Un disparo. Otro disparo.
Se deshizo del cigarro y tomó con fuerza el volante. Esperó. Esperó un poco más. Pero ni Catreco ni el polluelo salían. Retrocedió el busito y se detuvo frente a la casa. Esperó de nuevo. Una brisa movía levemente los pliegues de la cortina que envolvía el cadáver. Sus compañeros seguían sin salir.
—Mierda.
Guazalo apagó el motor y se bajó del busito. Desenfundó su Glock 43 y caminó en dirección a la casa. No había puerta principal, así que, aplastando el monte y la basura con sus botas, ingresó a la vivienda en ruinas. La luz de su celular reveló una horda de zancudos que revoloteaba por la sala de estar. Guazalo percibió que el hedor del río se concentraba más dentro de la casa. Había movimiento en el segundo piso.

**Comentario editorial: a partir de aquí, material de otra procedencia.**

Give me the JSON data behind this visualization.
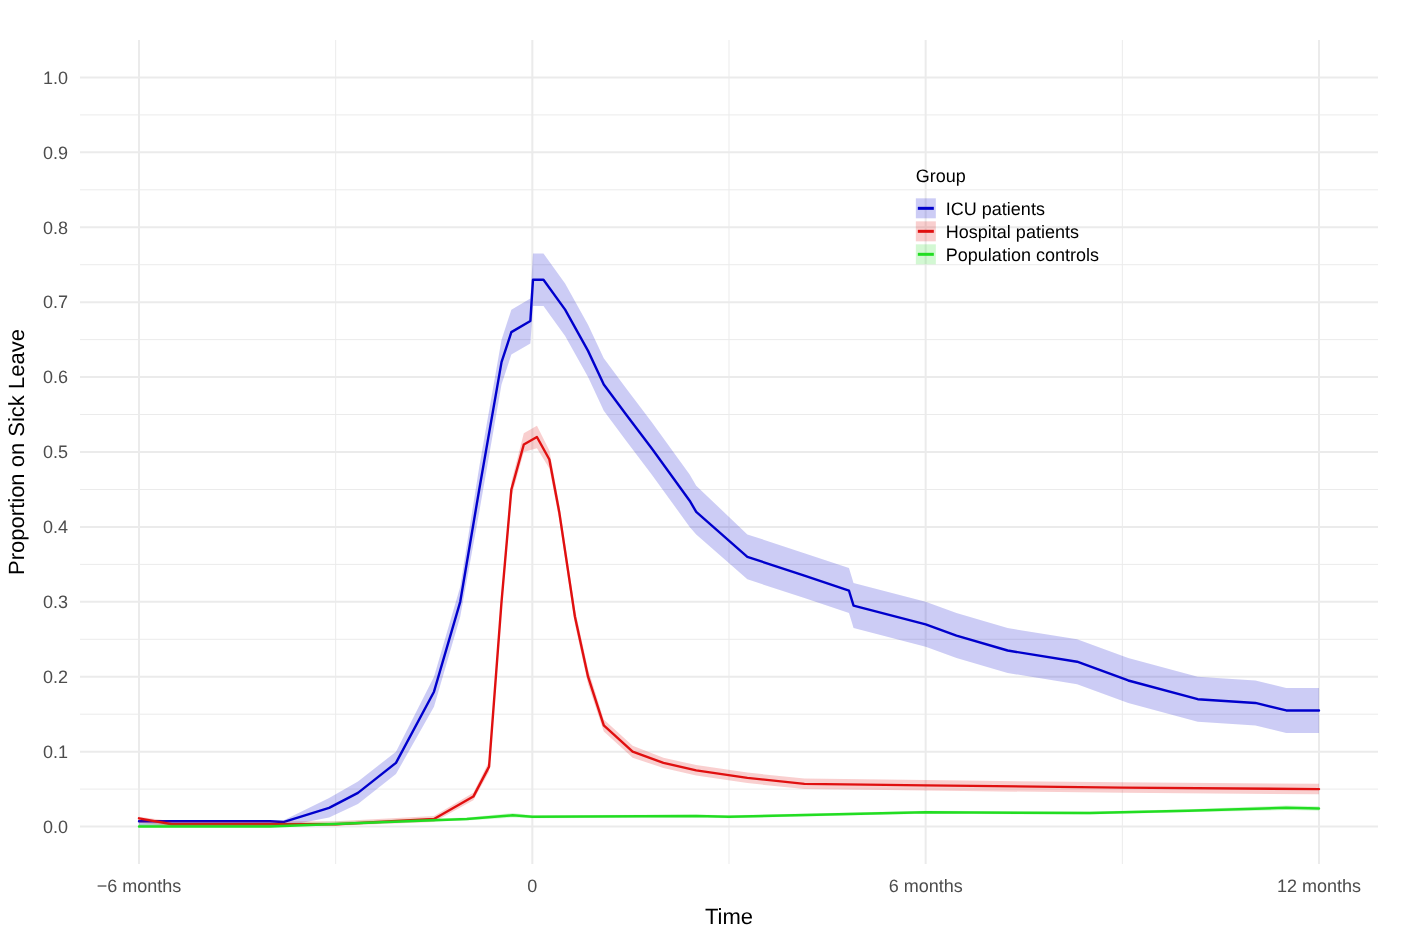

Subió las gradas. Pensó en romper el silencio llamando a sus compañeros, pero si estaban muertos, llamarlos solo serviría para poner en sobreaviso a la persona que vio en la ventana. Esa persona tuvo que haberles disparado. Fueron dos tiros, uno para cada uno. ¿Qué hacía alguien armado en ese lugar?.
Guazalo subió el último peldaño. La luz de su celular le mostró una puerta al final del estrecho pasillo. Cargó su arma y lentamente caminó al cuarto. Justo antes de entrar se detuvo. Respiró. Respiró de nuevo… y entró apuntando con la luz y con el arma. Al mismo tiempo, el polluelo le apuntó con la suya.
—Bajá eso, qué te pasa.
—Tuve que matarlo.
El cuerpo de Catreco yacía en un rincón. La luz del celular expuso un tiro en el cuello y otro en la frente.
—Con el tiro en el cuello bastaba —dijo Guazalo.
—Quería que matara a los niños —la respiración del polluelo sonaba más fuerte que sus palabras.
«Catreco pendejo. Le dije que no le diera juguete al polluelo». Al lado del cuerpo la luz de su celular expuso a dos niños acurrucados, abrazándose. El mayor, de unos diez u once años, protegía a la menor. Guazalo calculó que la niña no tendría más de cinco.
—Polluelo, bajá la pistola.
—Me llamo Cristian.
—Eso. Cristian. Bajála. Yo no te voy a pedir que te los echés.
—No, antes me vas a quebrar a mí. No soy pendejo.
No, no lo era. Y Guazalo sabía que tampoco tendría problemas para jalar el gatillo una tercera vez. Catreco era la prueba de eso. Pero también lo sabía por los ojos del polluelo. Guazalo había visto esa mirada tantas veces. Esas pupilas dilatadas, esa convicción, esa certidumbre. Un hombre podía temblar entero, insultar, llorar, hasta orinarse, pero sí tenía esa mirada…
Por eso, Guazalo disparó primero.
Catreco habría estado orgulloso del tiro: certero, limpio, en la frente. Los niños seguían en el rincón, abrazados y silenciosos.
No los quería matar de inmediato. No los quería ni ver. Dirigió la luz al cuerpo de Catreco. Después al del polluelo. Polluelo y su juguete. De pronto se acordó. Iluminó otra vez el cuerpo de Catreco y sus dos tiros, uno en la frente y otro en el cuello. Alrededor no había nada más que sangre. Iluminó en dirección a los niños: el mayor le apuntaba. Con el arma de Catreco, le apuntaba.
A Guazalo le causó gracia. Pero rápidamente la sonrisa murió en sus labios. Guazalo acercó la luz del celular a la cara del niño. Detrás, la niña cerró sus ojos y, con sus manitas, tapó sus oídos.
La pistola temblaba. Pero los ojos del niño, no. Era la primera vez que Guazalo reconocía esa mirada en alguien tan pequeño. Cuando se libró de la perplejidad ya era muy tarde.
Afuera, mientras la brisa seguía moviendo los pliegues que envolvían el cadáver, un último disparo retumbó en el barrio de las casas abandonadas.